I'd like to come back to some of these articles and think about them in greater depth, but here's a good one about how to destroy the American university system in five (completed) steps. ([academeblog]) Those steps are: 1. Defund public education; 2. Deprofessionalize and impoverish professors; 3. Move in a managerial/administrative class who take over governance; 4. Move in corporate culture and corporate money; 5. Destroy the students.
There's a lot of thought in that post. I'm not accustomed to analyzing things like this and then writing meaningful things about them, so I'm going to have to ease into it. But I can say a few reasons (beyond the personal) that it caught my attention.
First, it addresses what amounts to a conspiracy at the highest levels of government and society. That's interesting. What evidence can we trace? What meaning has this group injected into the meme pool of America? We know some of it: it ties into universities being "liberal" in the sense of "dangerous". These are the things I'd like to explore, in short words and simple statements. I can almost envision a kind of database or Lexicon of .. terms? Concepts? Memes that aren't just pictures of cats with captions on them?
What popular opinions and statements can track the changes? We can also model the effects economically and sociologically. People have to have standard tools for this kind of modeling that I should learn about.
Incidentally, Al Jazeera has another short piece on the plight of the adjunct - not only are they cut out of life benefits like health care, job security, and pensions, but also from professional benefits such as conference participation that is essential to their continued existence as academics. None of these facts are in dispute, yet drawing attention to them brands you an Unserious Thinker. Why is that? Why can such a cutting indictment of American life only appear in Al Jazeera?
Again - what I would like to do with this article, like others, is to analyze it thoroughly at a semantic level.
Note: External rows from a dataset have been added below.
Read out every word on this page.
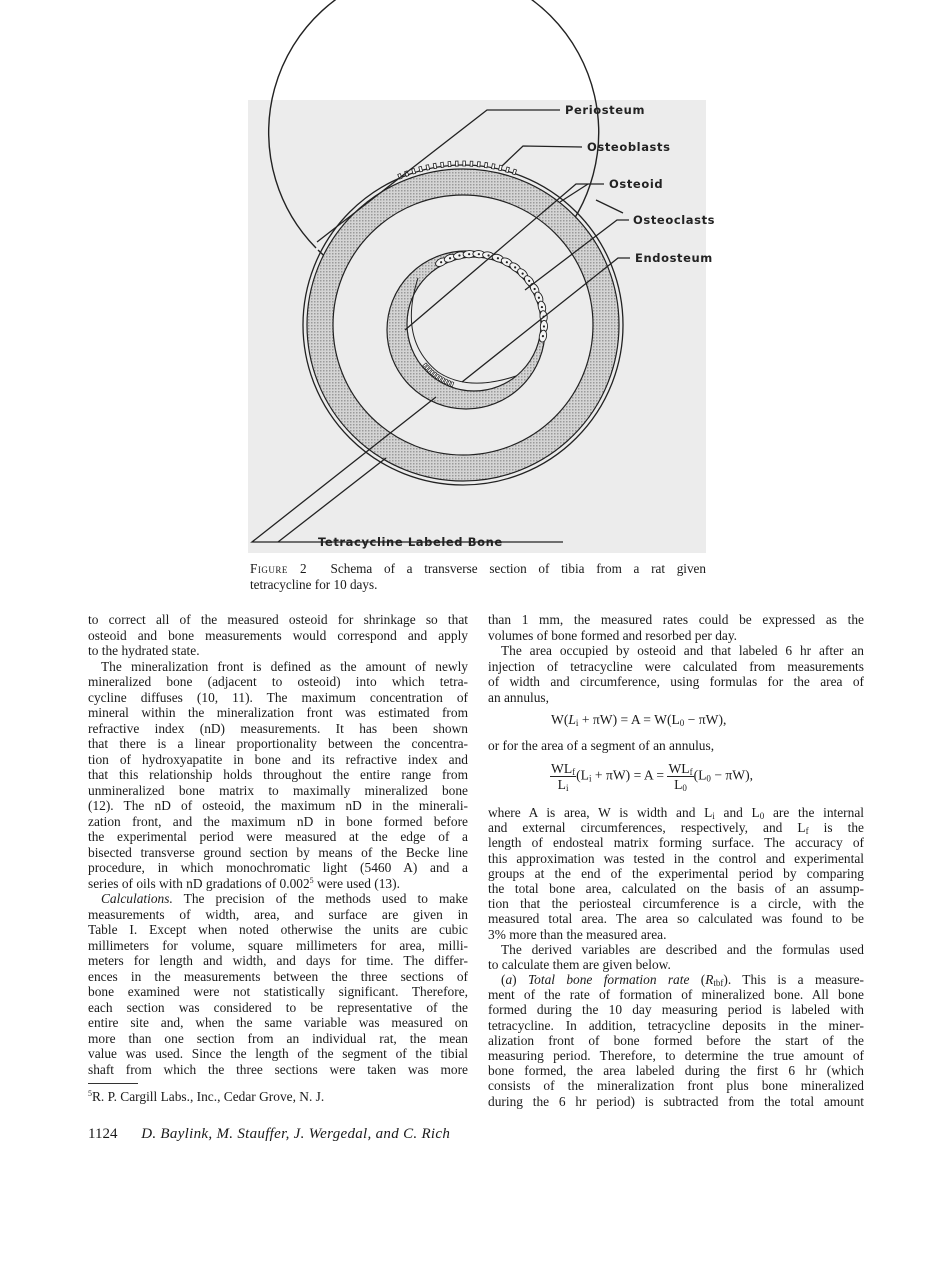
Periosteum
Osteoblasts
Osteoid
Osteoclasts
Endosteum
Tetracycline Labeled Bone
Figure 2 Schema of a transverse section of tibia from a rat given
tetracycline for 10 days.
to correct all of the measured osteoid for shrinkage so that
osteoid and bone measurements would correspond and apply
to the hydrated state.
The mineralization front is defined as the amount of newly
mineralized bone (adjacent to osteoid) into which tetra-
cycline diffuses (10, 11). The maximum concentration of
mineral within the mineralization front was estimated from
refractive index (nD) measurements. It has been shown
that there is a linear proportionality between the concentra-
tion of hydroxyapatite in bone and its refractive index and
that this relationship holds throughout the entire range from
unmineralized bone matrix to maximally mineralized bone
(12). The nD of osteoid, the maximum nD in the minerali-
zation front, and the maximum nD in bone formed before
the experimental period were measured at the edge of a
bisected transverse ground section by means of the Becke line
procedure, in which monochromatic light (5460 A) and a
series of oils with nD gradations of 0.002$^5$ were used (13).
Calculations. The precision of the methods used to make
measurements of width, area, and surface are given in
Table I. Except when noted otherwise the units are cubic
millimeters for volume, square millimeters for area, milli-
meters for length and width, and days for time. The differ-
ences in the measurements between the three sections of
bone examined were not statistically significant. Therefore,
each section was considered to be representative of the
entire site and, when the same variable was measured on
more than one section from an individual rat, the mean
value was used. Since the length of the segment of the tibial
shaft from which the three sections were taken was more
than 1 mm, the measured rates could be expressed as the
volumes of bone formed and resorbed per day.
The area occupied by osteoid and that labeled 6 hr after an
injection of tetracycline were calculated from measurements
of width and circumference, using formulas for the area of
an annulus,
$W(L_i + \pi W) = A = W(L_0 - \pi W)$,
or for the area of a segment of an annulus,
$\frac{WL_f}{L_i} (L_i + \pi W) = A = \frac{WL_f}{L_0} (L_0 - \pi W)$,
where A is area, W is width and $L_i$ and $L_0$ are the internal
and external circumferences, respectively, and $L_f$ is the
length of endosteal matrix forming surface. The accuracy of
this approximation was tested in the control and experimental
groups at the end of the experimental period by comparing
the total bone area, calculated on the basis of an assump-
tion that the periosteal circumference is a circle, with the
measured total area. The area so calculated was found to be
3% more than the measured area.
The derived variables are described and the formulas used
to calculate them are given below.
(a) Total bone formation rate $(R_{tbf})$. This is a measure-
ment of the rate of formation of mineralized bone. All bone
formed during the 10 day measuring period is labeled with
tetracycline. In addition, tetracycline deposits in the miner-
alization front of bone formed before the start of the
measuring period. Therefore, to determine the true amount of
bone formed, the area labeled during the first 6 hr (which
consists of the mineralization front plus bone mineralized
during the 6 hr period) is subtracted from the total amount
$^5$R. P. Cargill Labs., Inc., Cedar Grove, N. J.
1124 D. Baylink, M. Stauffer, J. Wergedal, and C. Rich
Map out precisely all the facts and assertations, and group them into politically salient ones, and politically irrelevant ones. (I'm not terribly interested in the fact that an anthropological association met in Quebec, for example - but it's an assertion in the document and so it should appear in the analysis.)
This part of The Plan, insofar as there is a Plan, is a pretty straightforward, if ambitious, NLP task. It is amenable in part to automation, and that is certainly one thing I hope to explore going forward.
With that, I leave the topic of academia for the time being. I'll be coming back to it.